Canada is materially undersupplied for pressure pumping demand. Pricing will continue to go up, and yet these stocks are selling off in the belief that while crude oil has checked back, companies are losing pricing power. That is not correct. This company can cash flow $300 million next year. Where the stock price is trading at, it is discounting by about $150 million of cash flow next year, not $300 million. If he is correct, there is 75%-100% upside in the stock. A stock price of $6-$7 is not unreasonable. (Analysts’ price target is $5.88.)
If the underlying commodity price improves, that should be beneficial. At the moment, earnings estimates are for $.04 in 2017, a pretty pricey PE multiple. This is expected to improve to $.27 in 2018 which gives a 12 multiple, and a $.53 multiple for 2019 giving a 7 PE, which becomes interesting. It looks like a reasonable bet.
*Long* (Pairs trade with a Short on Pason Systems (PSI-T)). An area he likes in energy services. The pressure pumpers and fracers are the ones that are actually making money at the moment. The stock is cheap. He likes management and the merger they just did. No dividend. (Analysts’ price target is $6.)
This, along with all the other drillers, has been a tough one. On a pure price momentum basis, it has held up better than a lot of its exploration energy peers. It has the same problem that a lot of energy companies have. Not cheap on some of the measures he looks at. The whole sector needs to start earning money for him to get interested.
Thinks the market is completely asleep in terms of their earning capability. Pricing is going up quarter after quarter, and their equipment is fully utilized for the rest of this year. They have a merger with Canyon Services (FCR-T) pretty soon. Prices are increasing virtually every day. He sees extremely good upside on a stock that has been out of favour. At the same time, you get the hidden optionality with their remaining interest in Kean (?). (Analysts’ price target is $6.)
The sector has been doing some strange things lately. This normally does quite well from late January right through until May of each year, so we have reached the end of the period of seasonal strength.

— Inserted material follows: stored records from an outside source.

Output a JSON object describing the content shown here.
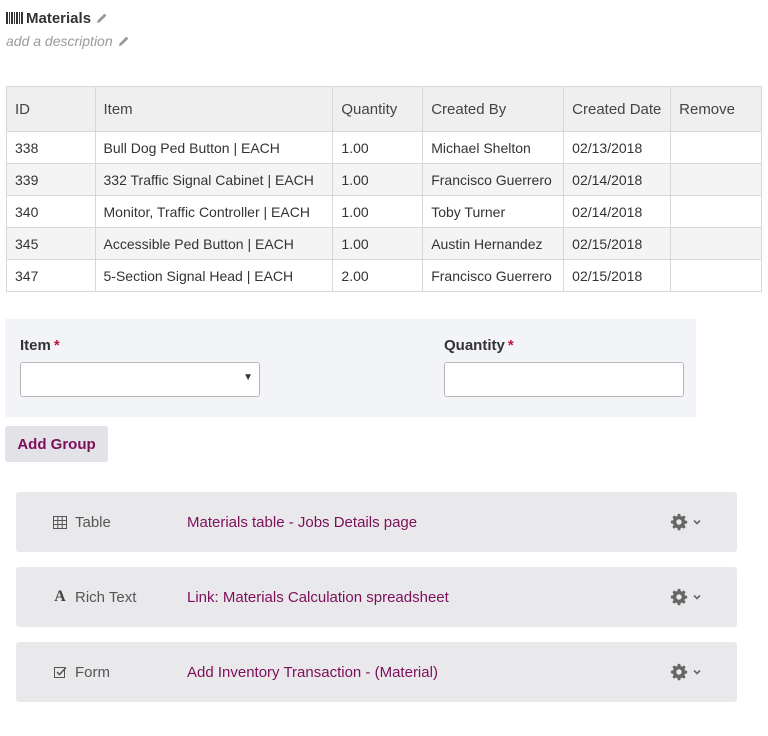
{
  "header": {
    "title": "Materials",
    "description_placeholder": "add a description"
  },
  "table": {
    "columns": [
      "ID",
      "Item",
      "Quantity",
      "Created By",
      "Created Date",
      "Remove"
    ],
    "rows": [
      [
        "338",
        "Bull Dog Ped Button | EACH",
        "1.00",
        "Michael Shelton",
        "02/13/2018",
        ""
      ],
      [
        "339",
        "332 Traffic Signal Cabinet | EACH",
        "1.00",
        "Francisco Guerrero",
        "02/14/2018",
        ""
      ],
      [
        "340",
        "Monitor, Traffic Controller | EACH",
        "1.00",
        "Toby Turner",
        "02/14/2018",
        ""
      ],
      [
        "345",
        "Accessible Ped Button | EACH",
        "1.00",
        "Austin Hernandez",
        "02/15/2018",
        ""
      ],
      [
        "347",
        "5-Section Signal Head | EACH",
        "2.00",
        "Francisco Guerrero",
        "02/15/2018",
        ""
      ]
    ]
  },
  "form": {
    "item_label": "Item",
    "item_required": "*",
    "item_value": "",
    "quantity_label": "Quantity",
    "quantity_required": "*",
    "quantity_value": ""
  },
  "add_group_label": "Add Group",
  "widgets": [
    {
      "type": "Table",
      "icon": "table-icon",
      "title": "Materials table - Jobs Details page"
    },
    {
      "type": "Rich Text",
      "icon": "rich-text-icon",
      "title": "Link: Materials Calculation spreadsheet"
    },
    {
      "type": "Form",
      "icon": "form-icon",
      "title": "Add Inventory Transaction - (Material)"
    }
  ],
  "colors": {
    "accent": "#7d0f5a",
    "required": "#c0143c",
    "panel": "#f3f4f7",
    "widget_bg": "#e9e9ec"
  }
}
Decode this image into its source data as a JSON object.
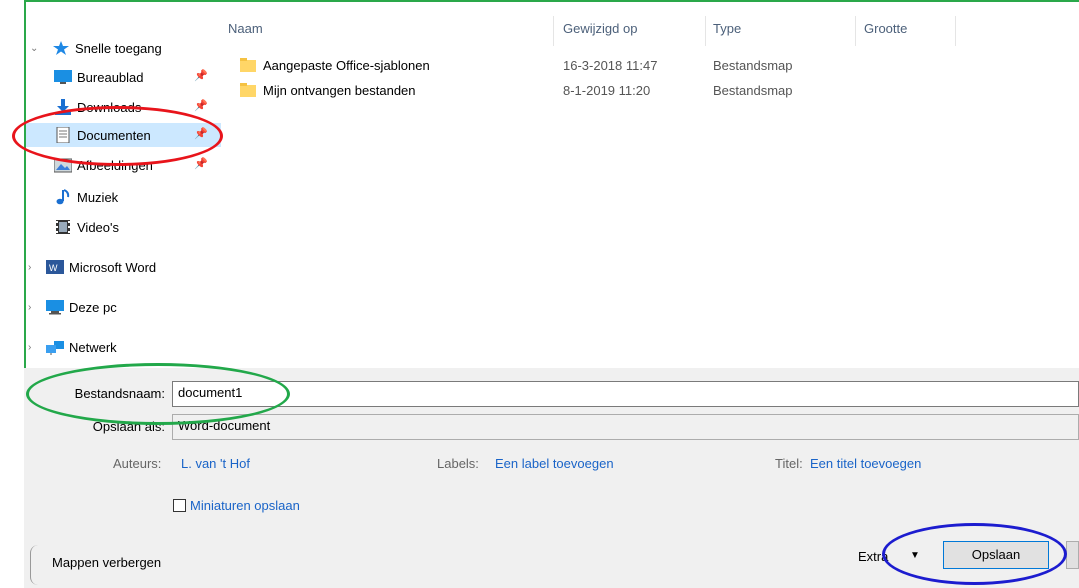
{
  "sidebar": {
    "items": [
      {
        "label": "Snelle toegang",
        "icon": "star-icon"
      },
      {
        "label": "Bureaublad",
        "icon": "desktop-icon"
      },
      {
        "label": "Downloads",
        "icon": "download-icon"
      },
      {
        "label": "Documenten",
        "icon": "document-icon"
      },
      {
        "label": "Afbeeldingen",
        "icon": "pictures-icon"
      },
      {
        "label": "Muziek",
        "icon": "music-icon"
      },
      {
        "label": "Video's",
        "icon": "video-icon"
      },
      {
        "label": "Microsoft Word",
        "icon": "word-icon"
      },
      {
        "label": "Deze pc",
        "icon": "computer-icon"
      },
      {
        "label": "Netwerk",
        "icon": "network-icon"
      }
    ]
  },
  "file_list": {
    "columns": [
      "Naam",
      "Gewijzigd op",
      "Type",
      "Grootte"
    ],
    "rows": [
      {
        "name": "Aangepaste Office-sjablonen",
        "date": "16-3-2018 11:47",
        "type": "Bestandsmap"
      },
      {
        "name": "Mijn ontvangen bestanden",
        "date": "8-1-2019 11:20",
        "type": "Bestandsmap"
      }
    ]
  },
  "form": {
    "filename_label": "Bestandsnaam:",
    "filename_value": "document1",
    "savetype_label": "Opslaan als:",
    "savetype_value": "Word-document",
    "authors_label": "Auteurs:",
    "authors_value": "L. van 't Hof",
    "tags_label": "Labels:",
    "tags_value": "Een label toevoegen",
    "title_label": "Titel:",
    "title_value": "Een titel toevoegen",
    "thumbnail_label": "Miniaturen opslaan"
  },
  "footer": {
    "hide_folders": "Mappen verbergen",
    "tools": "Extra",
    "save": "Opslaan"
  },
  "colors": {
    "highlight_red": "#e8141b",
    "highlight_green": "#22a84a",
    "highlight_blue": "#1c1ccf",
    "selection": "#cce8ff",
    "link": "#1a64c8"
  }
}
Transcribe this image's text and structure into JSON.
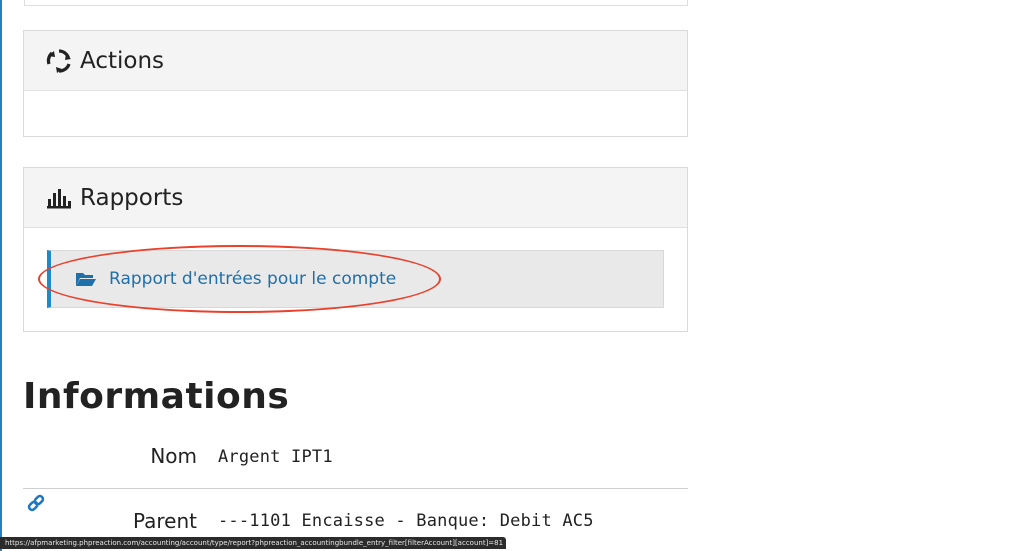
{
  "actions_panel": {
    "title": "Actions",
    "icon": "refresh-icon"
  },
  "reports_panel": {
    "title": "Rapports",
    "icon": "bar-chart-icon",
    "items": [
      {
        "label": "Rapport d'entrées pour le compte",
        "icon": "folder-open-icon"
      }
    ]
  },
  "informations": {
    "title": "Informations",
    "rows": [
      {
        "label": "Nom",
        "value": "Argent IPT1"
      },
      {
        "label": "Parent",
        "value": "---1101 Encaisse - Banque: Debit AC5"
      }
    ]
  },
  "status_bar": {
    "url": "https://afpmarketing.phpreaction.com/accounting/account/type/report?phpreaction_accountingbundle_entry_filter[filterAccount][account]=81"
  },
  "colors": {
    "accent": "#1e88c8",
    "link": "#1f6fa8",
    "highlight": "#e8412c"
  }
}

The stock is in a downward trend, at a time when you normally expect it to see positive seasonality. This is the time when you no longer want to be involved, either seasonally or technically, with the stock.
They monetize a portion of their US former operations, which is now in a public company called Keane. The market has been over penalizing the value of that asset, and he expects another $2.10 of future value. If you strip off the value for Keane, the stock is trading at about 4.3X next year’s EBITDA. He thinks they can EBITDA $150 million. If you put a 7.5X multiple on that, he gets over a $7 share price, a 50% upside. (Analysts’ price target is $5.77.)
A good company, but a higher beta play. There is incredible value in oil services names, and he would extend that to US names such as Transocean (RIG-N) and Schlumberger (SLB-N). These are names that you can walk into at this point, and have limited risk. On the other hand, if you are willing to hold this for a year or 2, you will probably be very pleasantly surprised.
On his watch list, but unfortunately it has gone up like crazy. The Wilkes Brothers were buying a lot. They are huge into the company, and are pretty sharp investors. As oil/gas comes back, this company should come back. Far less attractive to him now because it has gone up so much. For somebody wanting to get into the area, it could be a good pick, but there might be better picks with better balance sheets.
He likes the service sector, but if he is right and the price of oil is going down below $40, these stocks get hurt more. They are high beta securities. This company has a nice investment in Kean, the US assets, which almost equals the amount of debt they have. At the end of Q1, BV was $2.62. Feels this is going to be very attractive in the next cycle. Feels the stock could come down below $2.